Background End of life care need is increasing and will continues to do so. Government policy is for terminal patients to receive care and die in their preferred location. Most terminal patients prefer to receive care and die at home, but lack of palliative care funding places a substantial burden on informal carers. Inequalities exist in end of life care; informal carers from socioeconomically deprived areas suffer from worse physical and mental health, inequitable service provision and worse service experience, and feel greater financial and social pressures due to caring. Halton and Knowsley – in North West England – are among the most socioeconomically deprived Local Authorities in England.

Method Eight semi-structured individual interviews were conducted with previous informal carers from Halton and Knowsley (caring ended between six months and 12 years prior to interview). Interview recordings were transcribed and analysed inductively, generating themes that arose during interview.
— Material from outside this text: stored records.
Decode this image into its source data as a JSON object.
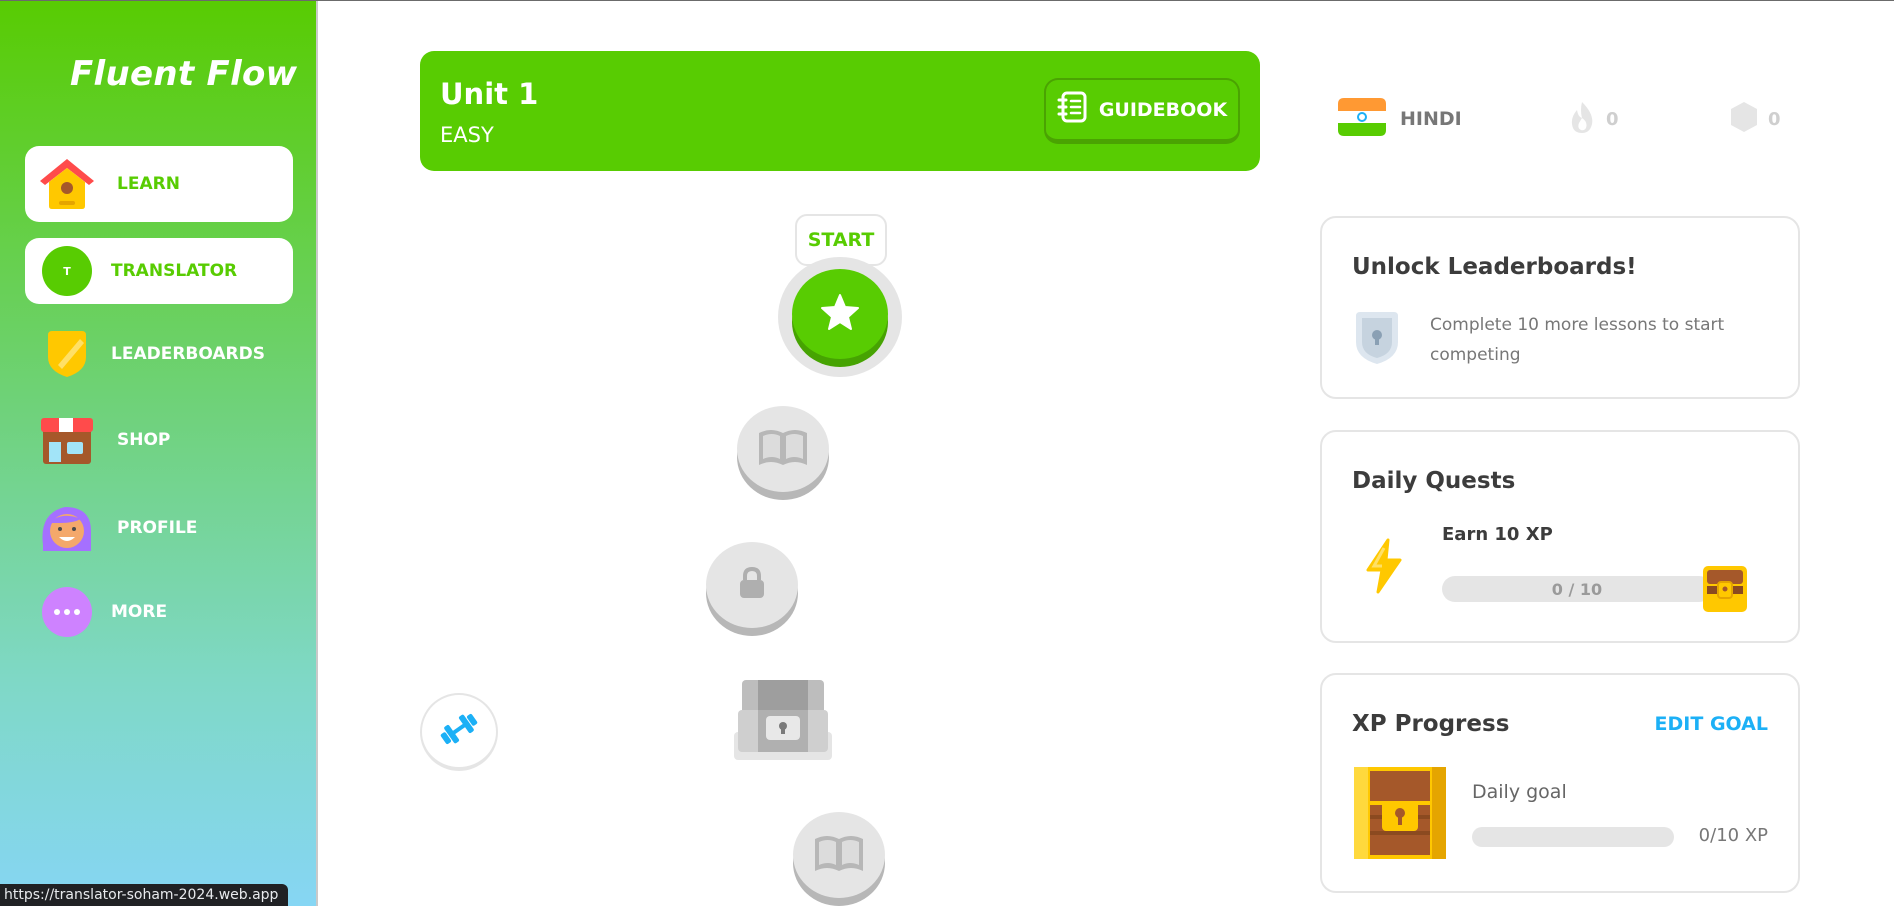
{
  "sidebar": {
    "brand": "Fluent Flow",
    "items": [
      {
        "label": "LEARN",
        "icon": "house-icon"
      },
      {
        "label": "TRANSLATOR",
        "icon": "translator-icon",
        "badge": "T"
      },
      {
        "label": "LEADERBOARDS",
        "icon": "shield-icon"
      },
      {
        "label": "SHOP",
        "icon": "shop-icon"
      },
      {
        "label": "PROFILE",
        "icon": "avatar-icon"
      },
      {
        "label": "MORE",
        "icon": "more-icon"
      }
    ]
  },
  "unit": {
    "title": "Unit 1",
    "subtitle": "EASY",
    "guidebook_label": "GUIDEBOOK"
  },
  "path": {
    "start_label": "START",
    "nodes": [
      "star-icon",
      "book-icon",
      "lock-icon",
      "chest-icon",
      "book-icon"
    ]
  },
  "stats": {
    "language": "HINDI",
    "streak": "0",
    "gems": "0"
  },
  "leaderboard_card": {
    "title": "Unlock Leaderboards!",
    "text": "Complete 10 more lessons to start competing"
  },
  "quests_card": {
    "title": "Daily Quests",
    "quest_name": "Earn 10 XP",
    "progress_text": "0 / 10",
    "progress_fraction": 0
  },
  "xp_card": {
    "title": "XP Progress",
    "edit_goal": "EDIT GOAL",
    "label": "Daily goal",
    "value": "0/10 XP",
    "progress_fraction": 0
  },
  "status_bar": {
    "url": "https://translator-soham-2024.web.app"
  },
  "colors": {
    "brand_green": "#58cc02",
    "link_blue": "#1cb0f6",
    "grey_node": "#e5e5e5"
  }
}
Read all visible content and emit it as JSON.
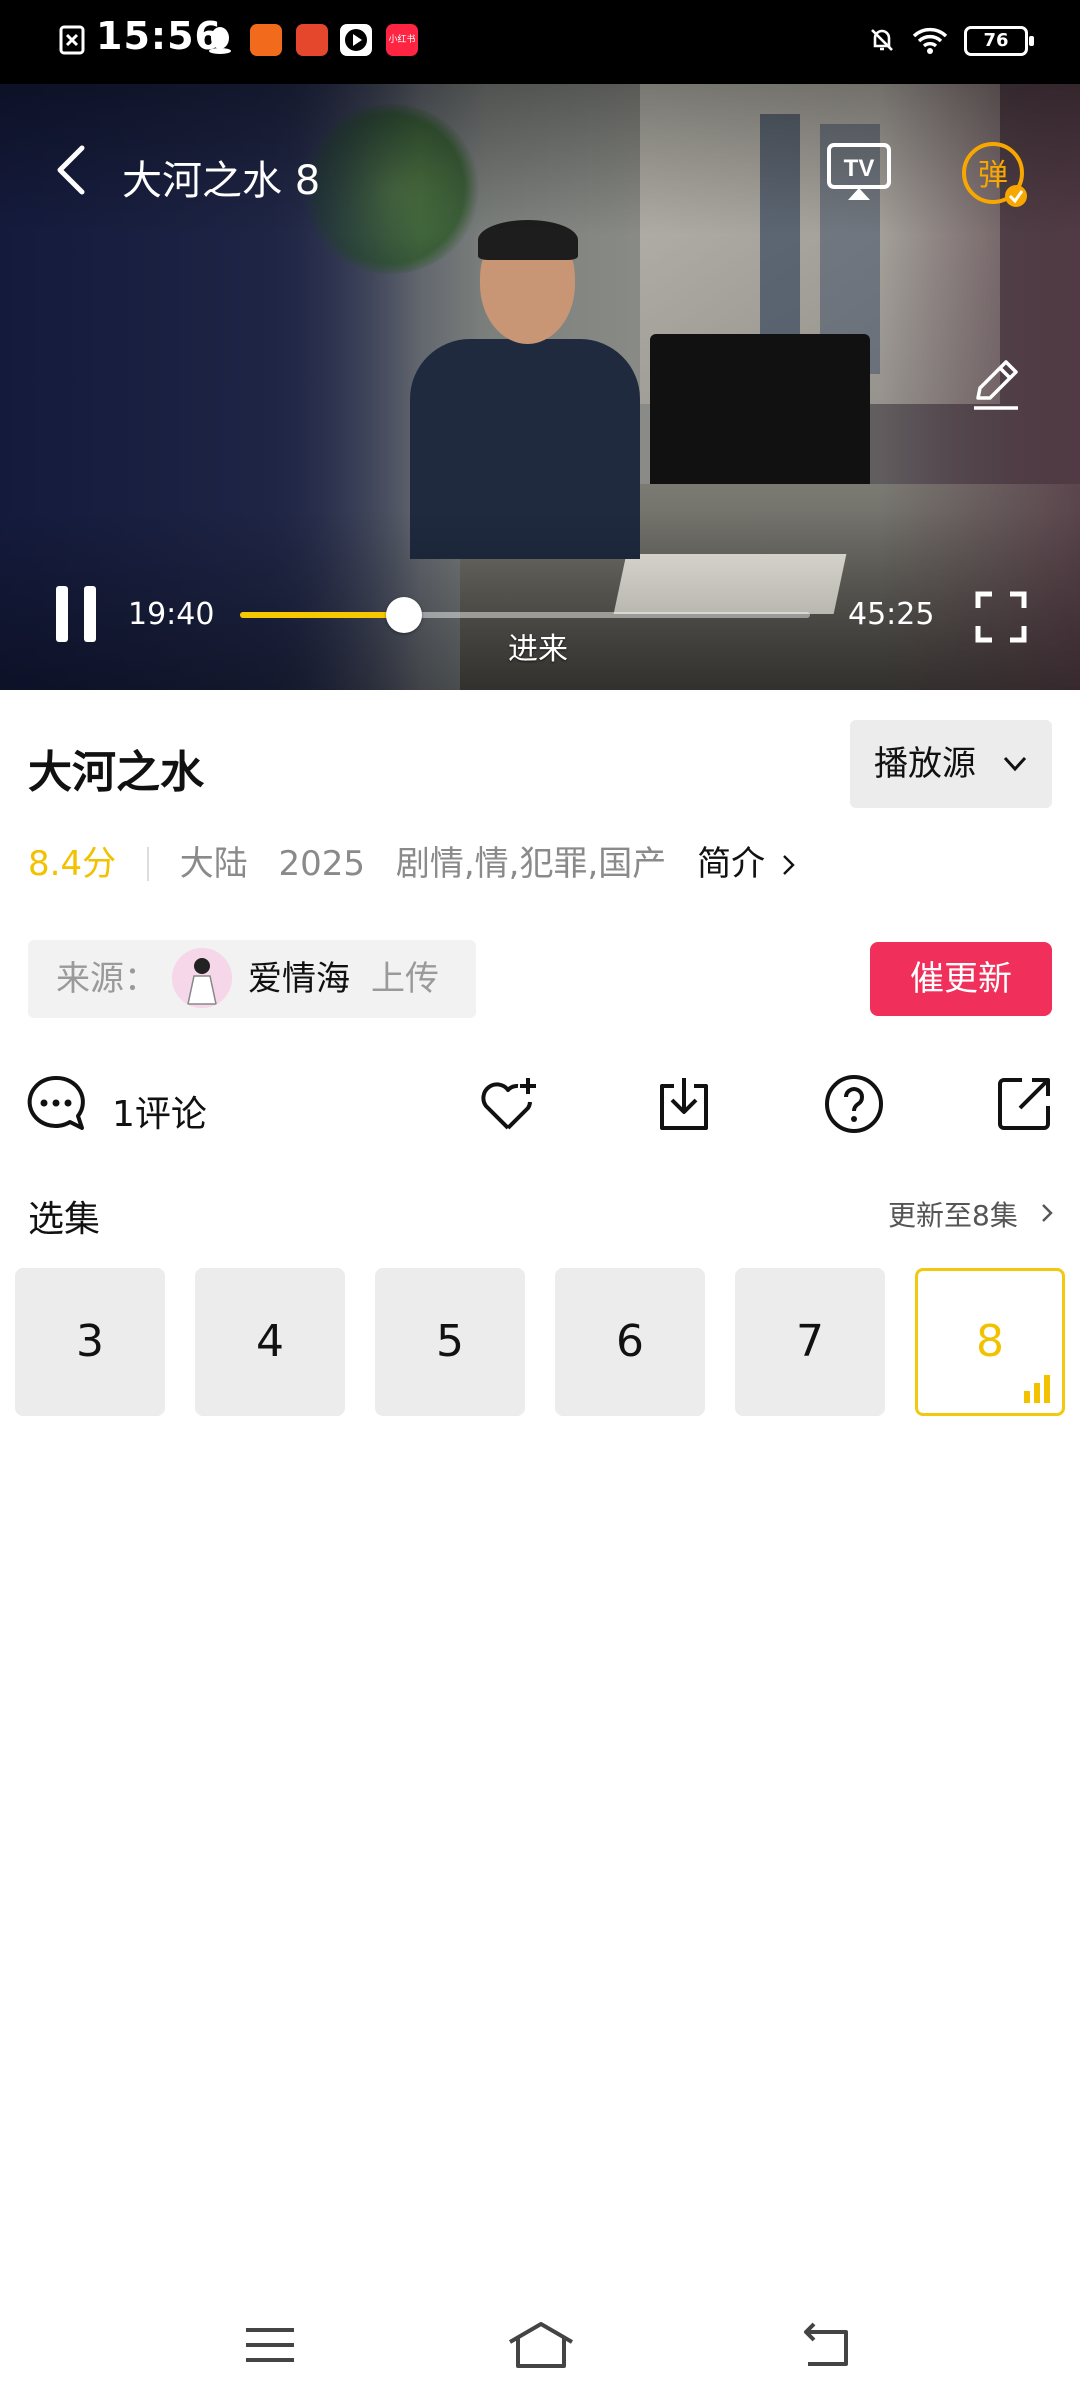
{
  "status_bar": {
    "time": "15:56",
    "battery": "76",
    "icons": [
      "sim-card-icon",
      "qq-icon",
      "app-icon",
      "game-icon",
      "video-icon",
      "xiaohongshu-icon",
      "mute-bell-icon",
      "wifi-icon",
      "battery-icon"
    ],
    "xiaohongshu_label": "小红书"
  },
  "player": {
    "title": "大河之水 8",
    "current_time": "19:40",
    "total_time": "45:25",
    "progress": 0.287,
    "subtitle": "进来",
    "tv_label": "TV",
    "danmaku_label": "弹",
    "accent_color": "#f7c800"
  },
  "info": {
    "title": "大河之水",
    "source_button": "播放源",
    "score": "8.4分",
    "region": "大陆",
    "year": "2025",
    "genres": "剧情,情,犯罪,国产",
    "intro": "简介"
  },
  "uploader": {
    "label": "来源：",
    "name": "爱情海",
    "suffix": "上传"
  },
  "urge_button": "催更新",
  "actions": {
    "comment_count": "1评论"
  },
  "episodes": {
    "heading": "选集",
    "update_text": "更新至8集",
    "items": [
      "3",
      "4",
      "5",
      "6",
      "7",
      "8"
    ],
    "active": "8",
    "active_color": "#f2c811"
  }
}
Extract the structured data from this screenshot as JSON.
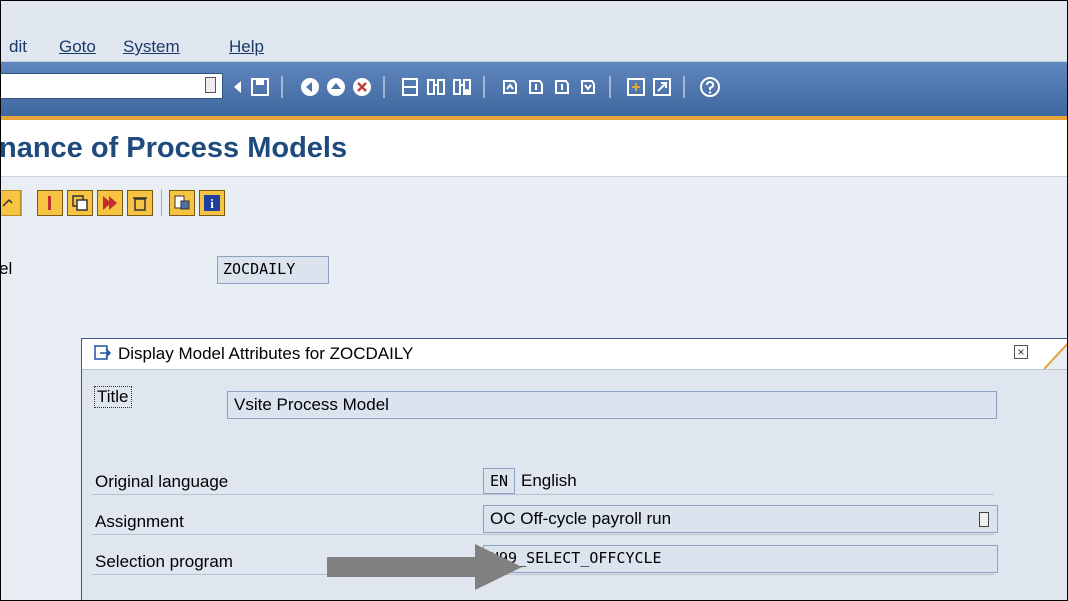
{
  "menu": {
    "items": [
      {
        "label": "dit"
      },
      {
        "label": "Goto"
      },
      {
        "label": "System"
      },
      {
        "label": "Help"
      }
    ]
  },
  "page": {
    "title": "nance of Process Models",
    "model_label": "el",
    "model_value": "ZOCDAILY"
  },
  "dialog": {
    "title": "Display Model Attributes for ZOCDAILY",
    "close_symbol": "×",
    "title_label": "Title",
    "title_value": "Vsite Process Model",
    "lang_label": "Original language",
    "lang_key": "EN",
    "lang_value": "English",
    "assign_label": "Assignment",
    "assign_value": "OC Off-cycle payroll run",
    "selprog_label": "Selection program",
    "selprog_value": "H99_SELECT_OFFCYCLE"
  },
  "colors": {
    "accent_orange": "#e6a33a",
    "toolbar_blue": "#4a73aa",
    "title_blue": "#1f4a7e",
    "arrow_gray": "#808080"
  }
}
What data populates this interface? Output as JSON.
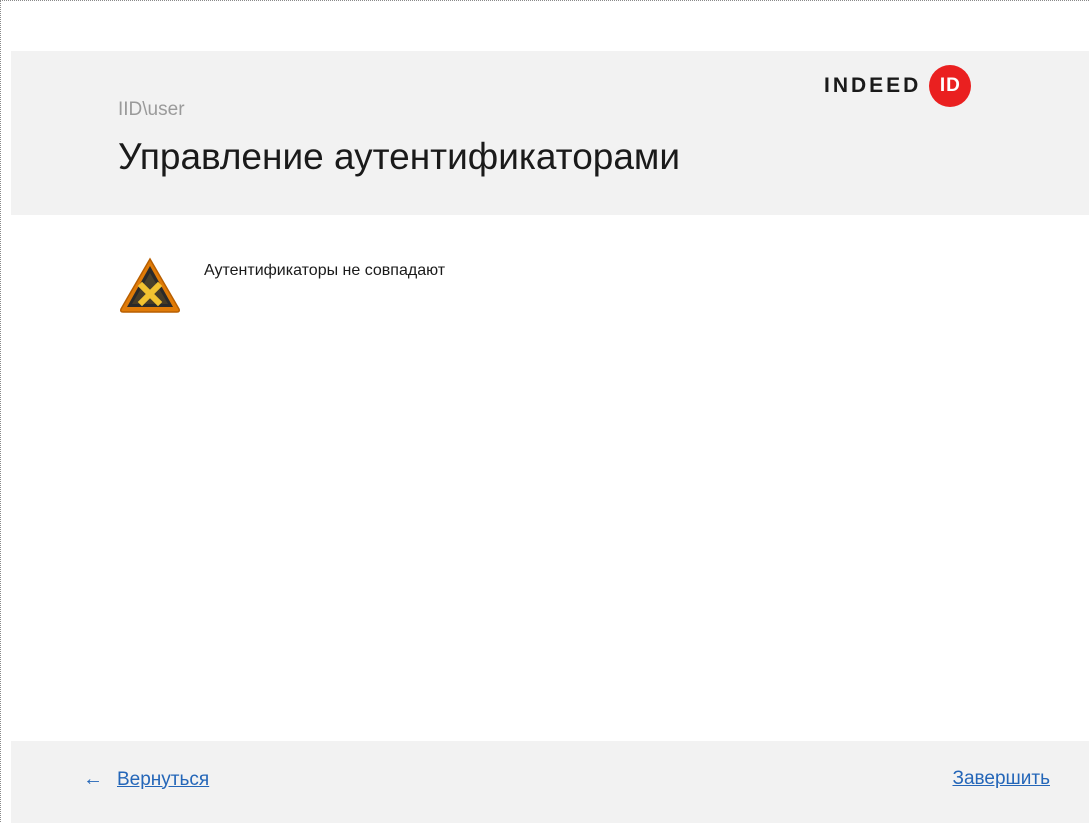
{
  "header": {
    "user": "IID\\user",
    "title": "Управление аутентификаторами",
    "logo_word": "INDEED",
    "logo_mark": "ID",
    "logo_color": "#ea2020"
  },
  "message": {
    "icon": "warning-icon",
    "text": "Аутентификаторы не совпадают"
  },
  "footer": {
    "back_icon": "arrow-left-icon",
    "back_label": "Вернуться",
    "finish_label": "Завершить",
    "link_color": "#2466b8"
  }
}
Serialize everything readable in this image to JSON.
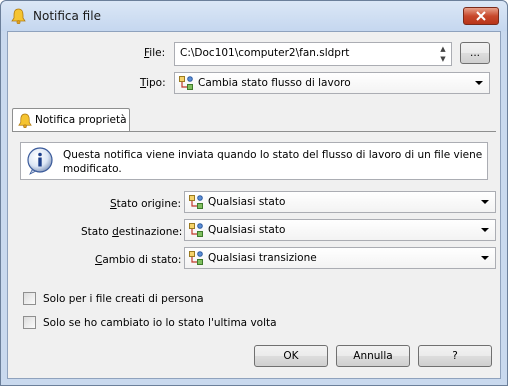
{
  "window": {
    "title": "Notifica file"
  },
  "form": {
    "file_label_pre": "",
    "file_label_u": "F",
    "file_label_post": "ile:",
    "file_value": "C:\\Doc101\\computer2\\fan.sldprt",
    "browse_label": "...",
    "type_label_u": "T",
    "type_label_post": "ipo:",
    "type_value": "Cambia stato flusso di lavoro"
  },
  "tab": {
    "label": "Notifica proprietà"
  },
  "info": {
    "text": "Questa notifica viene inviata quando lo stato del flusso di lavoro di un file viene modificato."
  },
  "fields": {
    "origin_label_pre": "",
    "origin_label_u": "S",
    "origin_label_post": "tato origine:",
    "origin_value": "Qualsiasi stato",
    "dest_label_pre": "Stato ",
    "dest_label_u": "d",
    "dest_label_post": "estinazione:",
    "dest_value": "Qualsiasi stato",
    "change_label_pre": "",
    "change_label_u": "C",
    "change_label_post": "ambio di stato:",
    "change_value": "Qualsiasi transizione"
  },
  "checkboxes": {
    "self_created": "Solo per i file creati di persona",
    "self_changed": "Solo se ho cambiato io lo stato l'ultima volta"
  },
  "buttons": {
    "ok": "OK",
    "cancel": "Annulla",
    "help": "?"
  }
}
Results Informal carers face numerous challenges during caring and bereavement. Participants were unequivocal in their view that there is not only a pressure, but an expectation that family provide care for terminally ill relatives. Lack of communication from, and between formal care and healthcare professionals left carers feeling isolated and unsupported in providing home end of life care. Patient comorbidities and a system sometimes failing to take responsibility for patient care, impacted on the quality of care received and resulted in carers feeling a loss of control over their situation.

Conclusions This research suggests a more flexible, accountable and better-funded community end of life care system could improve the situation for terminally ill people and informal caregivers. It is also suggested that more research into the costs of providing informal end of life care would illuminate the pressures faced at this highly pressurised time.